I. En France, l’élevage des ruminants, principale source d’émissions de méthane
En France, le méthane représente 13 % des émissions brutes totales de gaz à effet de serre (en équivalent CO2[5]), cette part étant globalement stable depuis 1990. Cependant, l’origine de ces émissions est structurellement différente de la moyenne mondiale, notre pays n’étant quasiment plus producteur de pétrole ou de gaz. Ainsi, ce sont les secteurs de l’agriculture et du traitement centralisé des déchets qui sont les principaux émetteurs (voir Figure 2 ci-dessous).
Les émissions de méthane ont baissé de 21 %, de 2,8 Mt en 1990 à 2,2 Mt en 2019 (représentant 56 Mt CO2-eq[6]), mais la part de l’agriculture est passée dans le même temps de 61 à 68 % car ses émissions ont peu diminué, au contraire de celles du secteur des déchets. Il est donc important, dans notre pays, de s’intéresser aux émissions de méthane liées à l’activité agricole.

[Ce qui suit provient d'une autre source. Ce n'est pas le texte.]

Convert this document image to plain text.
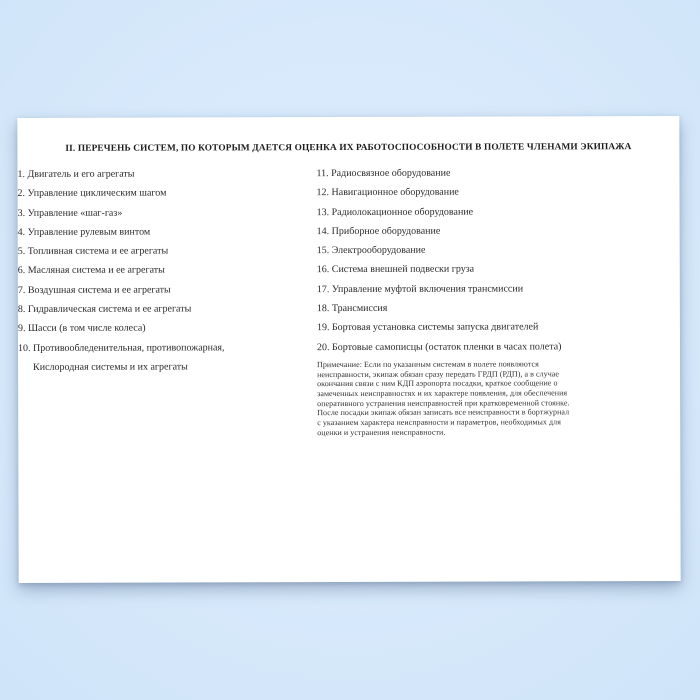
II. ПЕРЕЧЕНЬ СИСТЕМ, ПО КОТОРЫМ ДАЕТСЯ ОЦЕНКА ИХ РАБОТОСПОСОБНОСТИ В ПОЛЕТЕ ЧЛЕНАМИ ЭКИПАЖА
1. Двигатель и его агрегаты
2. Управление циклическим шагом
3. Управление «шаг-газ»
4. Управление рулевым винтом
5. Топливная система и ее агрегаты
6. Масляная система и ее агрегаты
7. Воздушная система и ее агрегаты
8. Гидравлическая система и ее агрегаты
9. Шасси (в том числе колеса)
10. Противообледенительная, противопожарная,
Кислородная системы и их агрегаты
11. Радиосвязное оборудование
12. Навигационное оборудование
13. Радиолокационное оборудование
14. Приборное оборудование
15. Электрооборудование
16. Система внешней подвески груза
17. Управление муфтой включения трансмиссии
18. Трансмиссия
19. Бортовая установка системы запуска двигателей
20. Бортовые самописцы (остаток пленки в часах полета)
Примечание: Если по указанным системам в полете появляются
неисправности, экипаж обязан сразу передать ГРДП (РДП), а в случае
окончания связи с ним КДП аэропорта посадки, краткое сообщение о
замеченных неисправностях и их характере появления, для обеспечения
оперативного устранения неисправностей при кратковременной стоянке.
После посадки экипаж обязан записать все неисправности в бортжурнал
с указанием характера неисправности и параметров, необходимых для
оценки и устранения неисправности.
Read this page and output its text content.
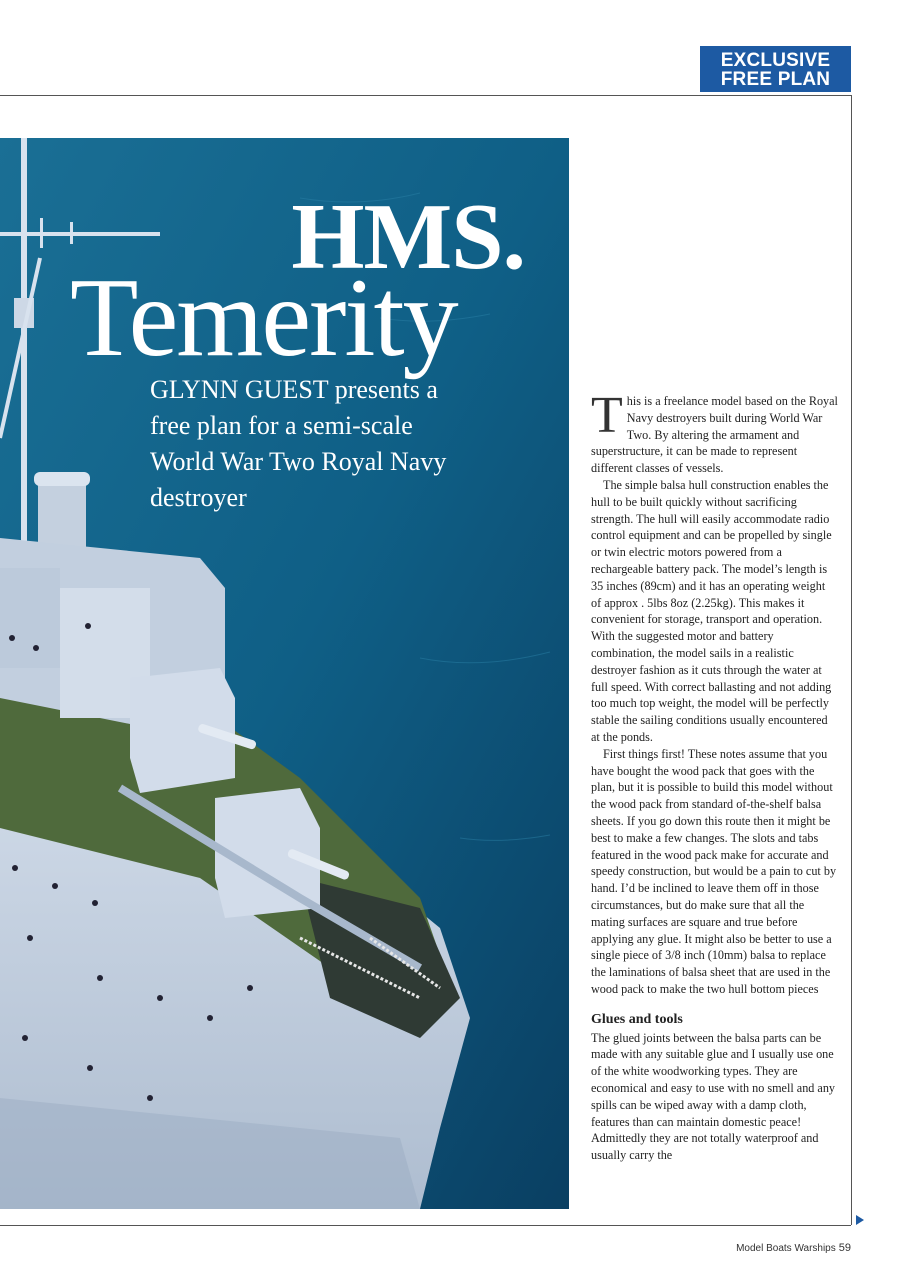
EXCLUSIVE
FREE PLAN
HMS.
Temerity
GLYNN GUEST presents a free plan for a semi-scale World War Two Royal Navy destroyer

This is a freelance model based on the Royal Navy destroyers built during World War Two. By altering the armament and superstructure, it can be made to represent different classes of vessels.

The simple balsa hull construction enables the hull to be built quickly without sacrificing strength. The hull will easily accommodate radio control equipment and can be propelled by single or twin electric motors powered from a rechargeable battery pack. The model’s length is 35 inches (89cm) and it has an operating weight of approx . 5lbs 8oz (2.25kg). This makes it convenient for storage, transport and operation. With the suggested motor and battery combination, the model sails in a realistic destroyer fashion as it cuts through the water at full speed. With correct ballasting and not adding too much top weight, the model will be perfectly stable the sailing conditions usually encountered at the ponds.

First things first! These notes assume that you have bought the wood pack that goes with the plan, but it is possible to build this model without the wood pack from standard of-the-shelf balsa sheets. If you go down this route then it might be best to make a few changes. The slots and tabs featured in the wood pack make for accurate and speedy construction, but would be a pain to cut by hand. I’d be inclined to leave them off in those circumstances, but do make sure that all the mating surfaces are square and true before applying any glue. It might also be better to use a single piece of 3/8 inch (10mm) balsa to replace the laminations of balsa sheet that are used in the wood pack to make the two hull bottom pieces

Glues and tools

The glued joints between the balsa parts can be made with any suitable glue and I usually use one of the white woodworking types. They are economical and easy to use with no smell and any spills can be wiped away with a damp cloth, features than can maintain domestic peace! Admittedly they are not totally waterproof and usually carry the

Model Boats Warships 59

Au total, les émissions de gaz à effet de serre (GES) de l’agriculture française sont estimées à 83 Mt CO2-eq en 2020 par la stratégie nationale bas-carbone (SNBC 2 publiée en 2020) : ceci fait de l’agriculture le deuxième secteur d’émissions de GES dans notre pays avec 19 % du total, après les transports (31 %) mais légèrement devant le bâtiment (19 %) et l’industrie (18 %).

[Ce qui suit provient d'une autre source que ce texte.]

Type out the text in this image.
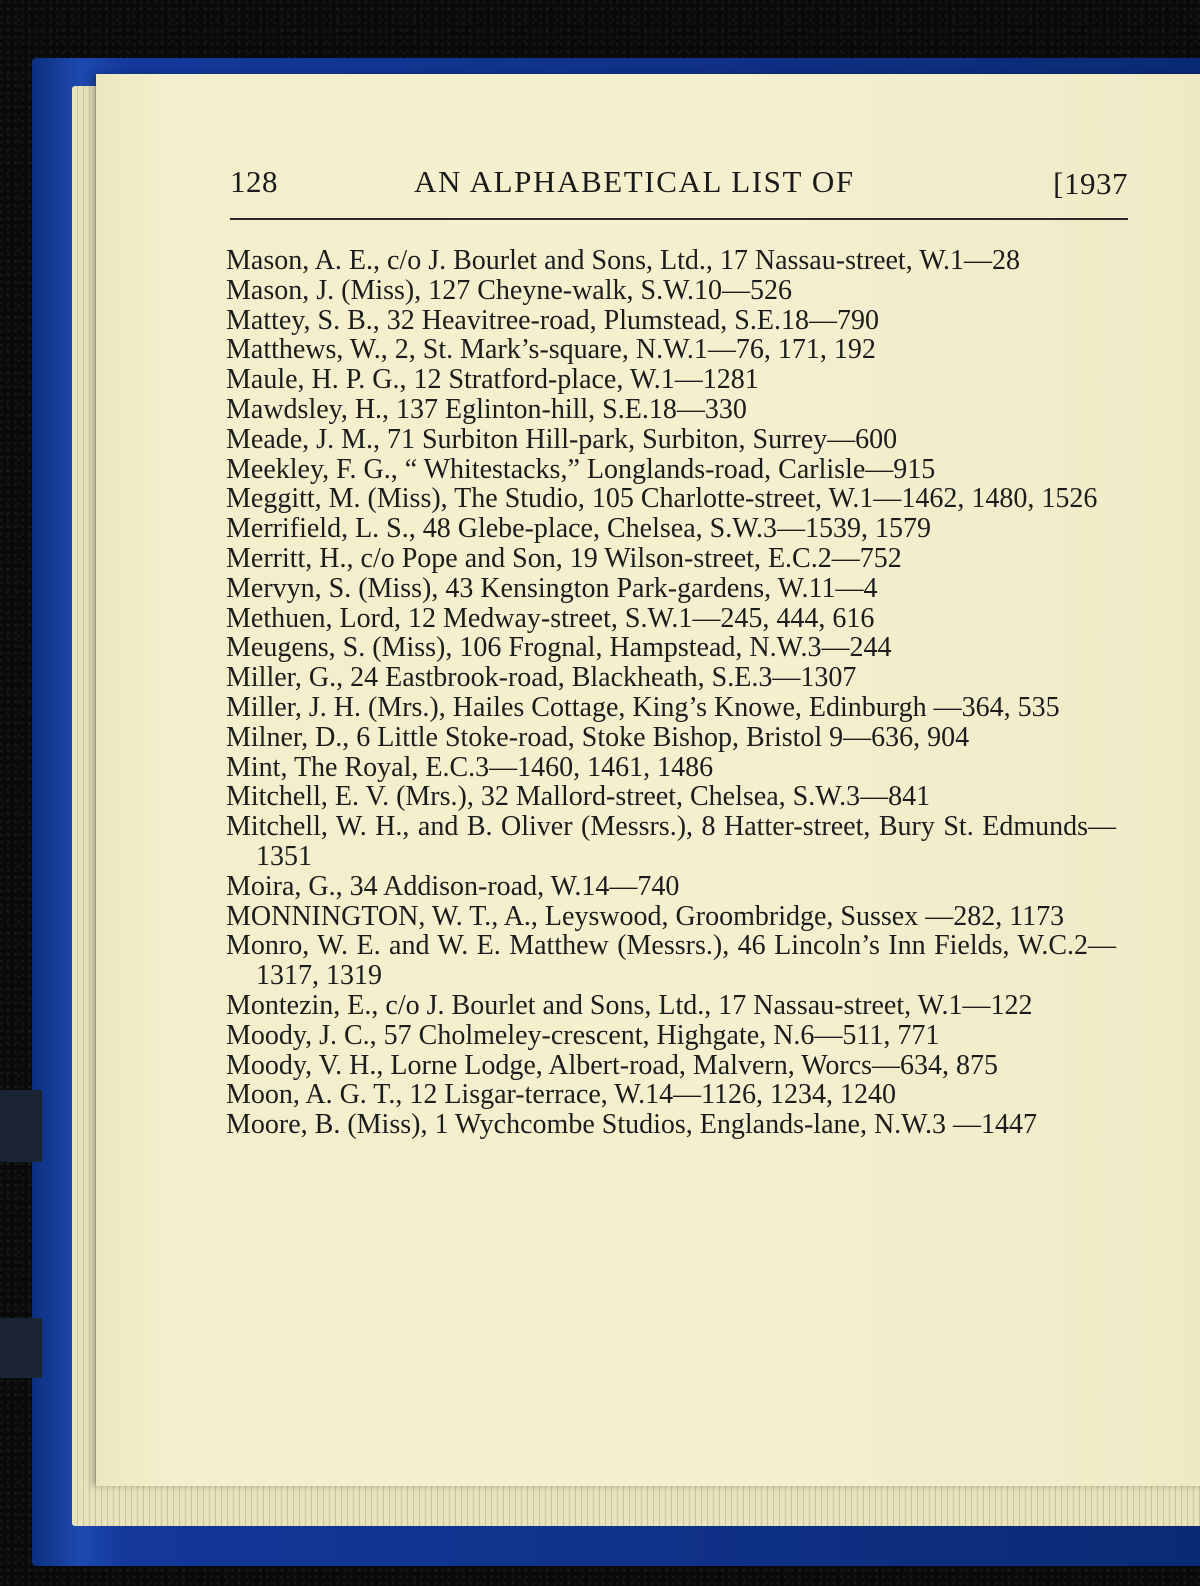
128	AN ALPHABETICAL LIST OF	[1937
Mason, A. E., c/o J. Bourlet and Sons, Ltd., 17 Nassau-street, W.1—28
Mason, J. (Miss), 127 Cheyne-walk, S.W.10—526
Mattey, S. B., 32 Heavitree-road, Plumstead, S.E.18—790
Matthews, W., 2, St. Mark’s-square, N.W.1—76, 171, 192
Maule, H. P. G., 12 Stratford-place, W.1—1281
Mawdsley, H., 137 Eglinton-hill, S.E.18—330
Meade, J. M., 71 Surbiton Hill-park, Surbiton, Surrey—600
Meekley, F. G., “ Whitestacks,” Longlands-road, Carlisle—915
Meggitt, M. (Miss), The Studio, 105 Charlotte-street, W.1—1462, 1480, 1526
Merrifield, L. S., 48 Glebe-place, Chelsea, S.W.3—1539, 1579
Merritt, H., c/o Pope and Son, 19 Wilson-street, E.C.2—752
Mervyn, S. (Miss), 43 Kensington Park-gardens, W.11—4
Methuen, Lord, 12 Medway-street, S.W.1—245, 444, 616
Meugens, S. (Miss), 106 Frognal, Hampstead, N.W.3—244
Miller, G., 24 Eastbrook-road, Blackheath, S.E.3—1307
Miller, J. H. (Mrs.), Hailes Cottage, King’s Knowe, Edinburgh —364, 535
Milner, D., 6 Little Stoke-road, Stoke Bishop, Bristol 9—636, 904
Mint, The Royal, E.C.3—1460, 1461, 1486
Mitchell, E. V. (Mrs.), 32 Mallord-street, Chelsea, S.W.3—841
Mitchell, W. H., and B. Oliver (Messrs.), 8 Hatter-street, Bury St. Edmunds—1351
Moira, G., 34 Addison-road, W.14—740
MONNINGTON, W. T., A., Leyswood, Groombridge, Sussex —282, 1173
Monro, W. E. and W. E. Matthew (Messrs.), 46 Lincoln’s Inn Fields, W.C.2—1317, 1319
Montezin, E., c/o J. Bourlet and Sons, Ltd., 17 Nassau-street, W.1—122
Moody, J. C., 57 Cholmeley-crescent, Highgate, N.6—511, 771
Moody, V. H., Lorne Lodge, Albert-road, Malvern, Worcs—634, 875
Moon, A. G. T., 12 Lisgar-terrace, W.14—1126, 1234, 1240
Moore, B. (Miss), 1 Wychcombe Studios, Englands-lane, N.W.3 —1447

L’inventaire national des émissions établi par le CITEPA[7] indique pour 2019 que, sur un total de 73 Mt CO2-eq émis par l’agriculture (émissions « directes », c’est-à-dire hors utilisations de l’énergie[8]), les rejets de méthane dus à la fermentation entérique chez les ruminants[9] représentent 46 % du total ; il faut y ajouter les émissions, également constituées de méthane[10], provenant de la gestion des déjections d’élevage (stockage et épandage des fumiers et lisiers, déjections laissées au pâturage), qui concernent à la fois les ruminants et les monogastriques[11] ; elles pèsent pour 8 %. Au total l’élevage est donc responsable de 54 % des émissions directes de l’agriculture, soit 40 Mt CO2-eq, très majoritairement (52 % ou 38 Mt CO2-eq) du fait des ruminants[12].
.
Figure 2 : Evolution des émissions de CH4 de 1990 à 2021 pour la France métropolitaine et l’Outre-mer inclus dans l’UE (en kt/an) – Source : Inventaire d’émissions CITEPA – édition 2022
De ce fait, les ruminants représentent 9 % des émissions totales de GES de la France. Ces émissions de méthane imputables aux ruminants peuvent être rapportées aux environ 15 millions de têtes de gros bétail équivalent (UGB[13]) qu’ils représentent, soit une émission de l’ordre de 2,5 t CO2-eq par UGB et par an.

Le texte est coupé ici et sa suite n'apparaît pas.